Theo Verelst Z80 System Page
To give the synth on my other pages Midi and automated and programmable
controls, a microprocessor is desirable. An of-the shelf card or PIC processor
could do, but I chose to (re-) do a Z80 design, and give it loads of IO
lines, and the properties needed to do all inds of prototyping.
Below is a picture of (one of the) prototypes, showing de CPU-card, programming
hardware, and the keyboard.
The properties of the system are: Z80 CMOS CPU (at 2 to 40 (!) MHz,
at least one of the prototypes ran at that speed), a battery backed RAM
(currently 8Kbyte), display and keyboard interfaces, and the rest of the
(random) logic to make the system work.
Top view of the display unit:
Except for the adaptations in the lower right which were to dispable
a power surging archaic static ram , and to make a different, simpler,
interface, all parts were soldered about 15 years ago, and were in fact
quite advanced for those days, since the applied CMOS parts were already
very low power, so the whole display unit can run a fractions of a milli-Amp,
except for the LED segments.
Bottom view of the display unit:
I've done some simple programs on this prototype to test memory access,
stack handling, and basic IO, followed by a program to drive the
display unit described above. basically the display's are addressed in
a row, and display a message prepared in a 16 byte long memory image.

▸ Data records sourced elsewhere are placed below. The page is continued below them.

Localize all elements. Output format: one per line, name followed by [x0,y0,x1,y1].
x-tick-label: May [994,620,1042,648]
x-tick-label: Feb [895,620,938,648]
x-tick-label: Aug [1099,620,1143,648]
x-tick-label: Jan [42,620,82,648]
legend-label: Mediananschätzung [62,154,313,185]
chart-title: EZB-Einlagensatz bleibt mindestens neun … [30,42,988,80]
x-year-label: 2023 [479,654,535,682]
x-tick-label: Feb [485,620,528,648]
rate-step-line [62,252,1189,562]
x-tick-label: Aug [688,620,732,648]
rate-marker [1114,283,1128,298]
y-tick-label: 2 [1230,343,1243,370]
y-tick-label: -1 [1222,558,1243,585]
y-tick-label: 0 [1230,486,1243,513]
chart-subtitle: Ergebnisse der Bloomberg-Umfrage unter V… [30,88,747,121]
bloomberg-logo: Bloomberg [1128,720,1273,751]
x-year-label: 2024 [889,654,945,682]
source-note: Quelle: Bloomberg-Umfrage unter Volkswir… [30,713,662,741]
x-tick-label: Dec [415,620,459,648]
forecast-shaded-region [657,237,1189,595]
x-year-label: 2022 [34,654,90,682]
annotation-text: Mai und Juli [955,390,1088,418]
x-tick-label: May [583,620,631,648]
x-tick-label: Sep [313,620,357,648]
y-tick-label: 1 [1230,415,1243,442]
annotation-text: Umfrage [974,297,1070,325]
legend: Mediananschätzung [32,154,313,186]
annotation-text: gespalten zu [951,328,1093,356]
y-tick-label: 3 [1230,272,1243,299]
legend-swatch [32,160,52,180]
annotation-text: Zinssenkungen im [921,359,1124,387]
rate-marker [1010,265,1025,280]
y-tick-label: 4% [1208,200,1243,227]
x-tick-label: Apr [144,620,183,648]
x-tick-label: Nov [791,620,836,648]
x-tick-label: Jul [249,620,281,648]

By
shifting the memory image, a text can be scrolled.
I've laid hands on a set of 5x7 segment LED displays, that I'll use to
make a display with better alpha-numerical capacities, at the expense of
more power usage and hardware. As a display unit for the synthesizer and
other audio equipment, this seems a cost effective and very desirable option,
since it beats LCD's by far in readability and speed.